Concluding Remarks and Future Perspectives

The past several years has seen a rapid rise in the number of technologies capable of editing DNA and RNA with both high precision and with high frequency. Owing to their potential to correct disease-causing mutations via repair mechanisms that are generally available in most cell types, these technologies hold immense potential as therapeutics for a range of disorders. It should be noted though that many of these platforms have overlapping capabilities. For instance, both base editors and prime editors are capable of creating C > T and A > G transitions. Thus, when identifying a target editor, multiple factors, including on-target editing efficiency and non-target editing byproducts should all be considered and weighed appropriately. Additionally, despite the rapid emergence of base editor scaffolds with improved targeting capabilities, it likely will be necessary to thoroughly optimize individual base editor proteins for their specific therapeutic targets in order to ensure maximally efficient formation of the on-target product and to further minimize potentially counterproductive non-target editing outcomes.

In addition to developing methods to further refine the capabilities of these increasingly sophisticated gene-editing machines, special attention must be paid to their delivery [107]. In particular large animal studies will be needed to determine the overall effectiveness for dual AAV-based strategies for delivering base editors and potentially prime editors. Additionally, any optimization of a gene-editing protein should go hand-in-hand with optimization of: (1) the viral capsid to ensure efficient delivery to the most relevant cell populations, and (2) the promoter sequence to enable efficient and also preferably target cell type specific editing. Effectively implementing next-generation CRISPR technologies will also require extensively assessing their immunogenicity. Specifically, while DNA-editing technologies have, in theory, the capacity to self-inactivate their own expression, RNA-targeting technologies must be continuously expressed in order to sustain a therapeutic effect, which could increase their risk for eliciting an immune response. Studies in large animal models will therefore be important for helping to establish whether continuously expressing Cas13 or any other next-generation CRISPR technology causes long-term adverse effects (see Outstanding Questions). Finally, in addition to the single-base DNA and RNA editing technologies described here, targetable technologies for inserting large transgenes into DNA through RNA-guided transposition mechanisms [108, 109] are actively being developed and could soon enable a new means of accomplishing therapeutic gene integration into safe-harbor sites, among other possible applications.

Outstanding Questions.

• Can the expression of next-generation CRISPR technologies be effectively controlled in vivo to prevent adverse effects?

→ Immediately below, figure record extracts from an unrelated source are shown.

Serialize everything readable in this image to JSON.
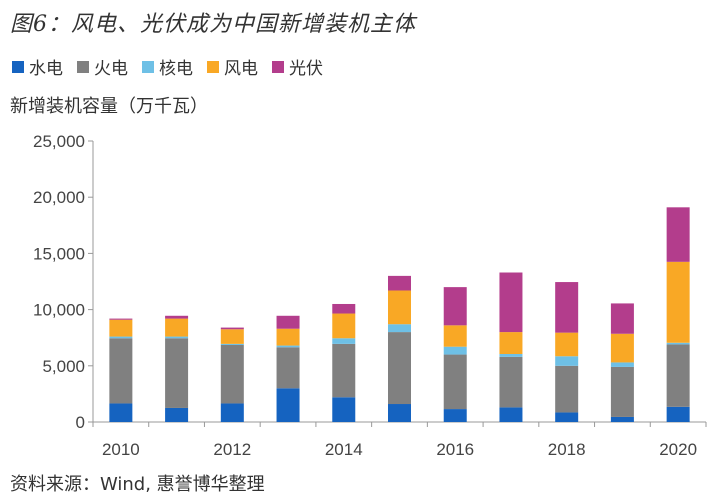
{
  "title": "图6：风电、光伏成为中国新增装机主体",
  "unit_label": "新增装机容量（万千瓦）",
  "source": "资料来源：Wind, 惠誉博华整理",
  "legend": [
    {
      "name": "水电",
      "color": "#1563c0"
    },
    {
      "name": "火电",
      "color": "#808080"
    },
    {
      "name": "核电",
      "color": "#6ec0e6"
    },
    {
      "name": "风电",
      "color": "#f9a825"
    },
    {
      "name": "光伏",
      "color": "#b33d8c"
    }
  ],
  "chart_data": {
    "type": "bar",
    "stacked": true,
    "categories": [
      "2010",
      "2011",
      "2012",
      "2013",
      "2014",
      "2015",
      "2016",
      "2017",
      "2018",
      "2019",
      "2020"
    ],
    "x_tick_labels": [
      "2010",
      "2012",
      "2014",
      "2016",
      "2018",
      "2020"
    ],
    "y_ticks": [
      "0",
      "5,000",
      "10,000",
      "15,000",
      "20,000",
      "25,000"
    ],
    "ylim": [
      0,
      25000
    ],
    "series": [
      {
        "name": "水电",
        "color": "#1563c0",
        "values": [
          1650,
          1250,
          1650,
          3000,
          2200,
          1600,
          1150,
          1300,
          850,
          450,
          1350
        ]
      },
      {
        "name": "火电",
        "color": "#808080",
        "values": [
          5800,
          6200,
          5200,
          3650,
          4750,
          6400,
          4850,
          4500,
          4150,
          4450,
          5550
        ]
      },
      {
        "name": "核电",
        "color": "#6ec0e6",
        "values": [
          150,
          150,
          100,
          150,
          500,
          700,
          700,
          250,
          850,
          400,
          150
        ]
      },
      {
        "name": "风电",
        "color": "#f9a825",
        "values": [
          1500,
          1600,
          1300,
          1500,
          2200,
          3000,
          1900,
          1950,
          2100,
          2550,
          7200
        ]
      },
      {
        "name": "光伏",
        "color": "#b33d8c",
        "values": [
          100,
          250,
          150,
          1150,
          850,
          1300,
          3400,
          5300,
          4500,
          2700,
          4850
        ]
      }
    ],
    "grid": false,
    "legend_position": "top-left"
  }
}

• Can base editing technologies be engineered to possess the specificity and efficiency needed to safely edit DNA in vivo?

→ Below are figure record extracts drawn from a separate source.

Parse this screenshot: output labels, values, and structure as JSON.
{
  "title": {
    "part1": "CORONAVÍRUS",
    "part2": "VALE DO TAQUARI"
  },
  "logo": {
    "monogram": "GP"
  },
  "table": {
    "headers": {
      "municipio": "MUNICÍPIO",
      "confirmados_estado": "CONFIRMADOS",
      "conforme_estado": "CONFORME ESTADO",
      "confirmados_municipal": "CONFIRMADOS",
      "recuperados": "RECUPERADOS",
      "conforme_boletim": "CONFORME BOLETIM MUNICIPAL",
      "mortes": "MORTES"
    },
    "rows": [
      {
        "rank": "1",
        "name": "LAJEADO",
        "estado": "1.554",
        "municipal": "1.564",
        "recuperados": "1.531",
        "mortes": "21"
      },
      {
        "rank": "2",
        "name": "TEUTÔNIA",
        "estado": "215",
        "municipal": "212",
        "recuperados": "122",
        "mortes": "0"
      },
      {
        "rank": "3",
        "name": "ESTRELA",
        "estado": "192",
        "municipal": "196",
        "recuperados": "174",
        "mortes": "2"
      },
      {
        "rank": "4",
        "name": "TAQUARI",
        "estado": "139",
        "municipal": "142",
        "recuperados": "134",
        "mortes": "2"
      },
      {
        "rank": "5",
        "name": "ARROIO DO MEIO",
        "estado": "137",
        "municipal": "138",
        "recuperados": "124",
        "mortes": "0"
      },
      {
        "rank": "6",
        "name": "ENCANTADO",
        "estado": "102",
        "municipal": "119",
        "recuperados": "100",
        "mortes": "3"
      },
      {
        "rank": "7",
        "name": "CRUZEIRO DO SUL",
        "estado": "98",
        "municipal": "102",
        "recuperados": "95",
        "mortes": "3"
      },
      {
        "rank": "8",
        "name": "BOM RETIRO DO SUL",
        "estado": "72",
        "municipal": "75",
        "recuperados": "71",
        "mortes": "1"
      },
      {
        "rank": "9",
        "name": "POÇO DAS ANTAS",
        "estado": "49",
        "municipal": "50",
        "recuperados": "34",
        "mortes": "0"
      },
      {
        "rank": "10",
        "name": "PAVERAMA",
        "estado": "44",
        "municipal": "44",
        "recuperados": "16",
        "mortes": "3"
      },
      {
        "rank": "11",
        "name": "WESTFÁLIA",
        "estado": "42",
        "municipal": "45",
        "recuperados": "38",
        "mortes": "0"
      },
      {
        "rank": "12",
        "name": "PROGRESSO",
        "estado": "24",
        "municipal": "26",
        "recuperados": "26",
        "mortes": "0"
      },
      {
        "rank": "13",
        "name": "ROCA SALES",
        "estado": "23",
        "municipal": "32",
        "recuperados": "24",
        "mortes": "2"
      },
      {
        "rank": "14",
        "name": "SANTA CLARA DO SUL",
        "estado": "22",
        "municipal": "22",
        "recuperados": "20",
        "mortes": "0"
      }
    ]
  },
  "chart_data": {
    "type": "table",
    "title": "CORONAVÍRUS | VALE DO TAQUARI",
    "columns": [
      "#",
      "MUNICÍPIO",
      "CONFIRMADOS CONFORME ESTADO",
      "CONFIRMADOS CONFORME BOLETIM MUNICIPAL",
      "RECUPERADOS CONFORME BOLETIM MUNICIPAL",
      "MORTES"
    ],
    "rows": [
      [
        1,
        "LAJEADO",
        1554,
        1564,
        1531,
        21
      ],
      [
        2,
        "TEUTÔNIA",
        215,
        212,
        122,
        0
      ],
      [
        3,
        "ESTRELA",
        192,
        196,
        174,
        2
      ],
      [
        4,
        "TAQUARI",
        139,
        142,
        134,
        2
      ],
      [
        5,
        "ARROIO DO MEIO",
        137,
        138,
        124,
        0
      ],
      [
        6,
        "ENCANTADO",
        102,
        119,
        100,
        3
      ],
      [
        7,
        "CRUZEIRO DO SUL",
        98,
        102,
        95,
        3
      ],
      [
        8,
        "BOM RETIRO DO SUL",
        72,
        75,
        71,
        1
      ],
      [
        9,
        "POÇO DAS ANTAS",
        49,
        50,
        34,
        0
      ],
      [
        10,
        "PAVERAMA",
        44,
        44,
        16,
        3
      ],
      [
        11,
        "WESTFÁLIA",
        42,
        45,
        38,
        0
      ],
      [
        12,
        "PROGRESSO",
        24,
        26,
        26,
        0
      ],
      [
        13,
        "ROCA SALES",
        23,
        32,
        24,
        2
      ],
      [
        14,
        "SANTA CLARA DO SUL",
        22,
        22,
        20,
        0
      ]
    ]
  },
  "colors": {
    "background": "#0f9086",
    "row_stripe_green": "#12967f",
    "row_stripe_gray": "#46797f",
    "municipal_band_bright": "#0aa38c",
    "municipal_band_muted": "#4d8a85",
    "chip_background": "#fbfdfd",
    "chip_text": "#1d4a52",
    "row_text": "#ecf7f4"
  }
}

• Will prime editing technology emerge as an effective gene therapy agent?

• Which delivery method(s) will prove most effective for enabling in vivo base editing and prime editing?

• Will the long-term expression of Cas13 proteins cause adverse effects?

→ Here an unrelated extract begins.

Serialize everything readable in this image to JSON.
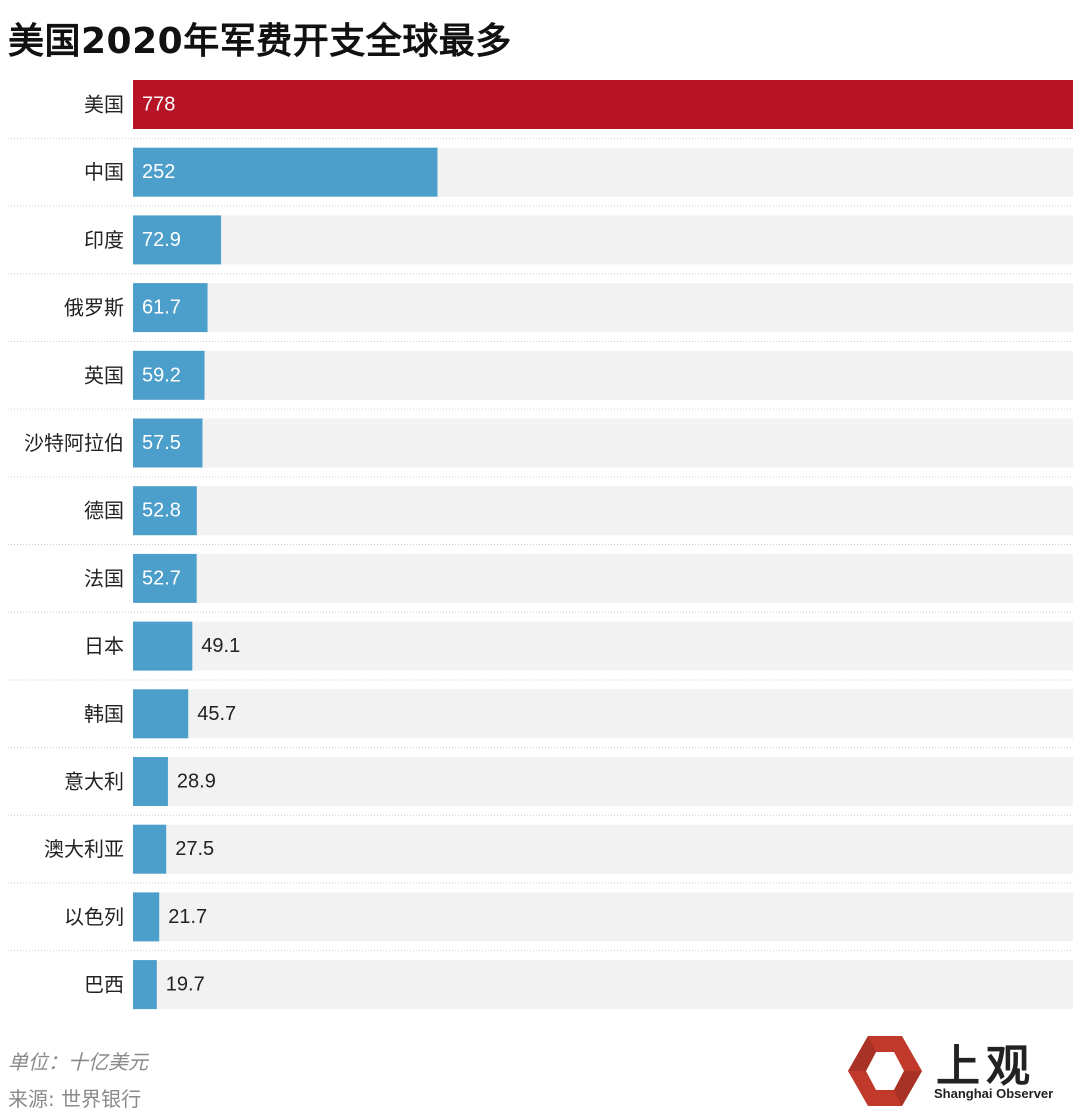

In summary, next-generation DNA and RNA editing technologies have enormous potential to advance gene and cell therapies.

Highlights.

• Next-generation CRISPR technologies hold the potential to expand the capabilities of therapeutic editing.

• Advanced CRISPR modalities harness the versatility and programmability of traditional CRISPR systems but can catalyze highly precise editing outcomes without a DNA double-strand break.

• Next-generation CRISPR technologies include base editors, prime editors and RNA-targeting Cas13 effectors.

• The continued refinement of these technologies could enable their safe and effective implementation to treat a range of disorders.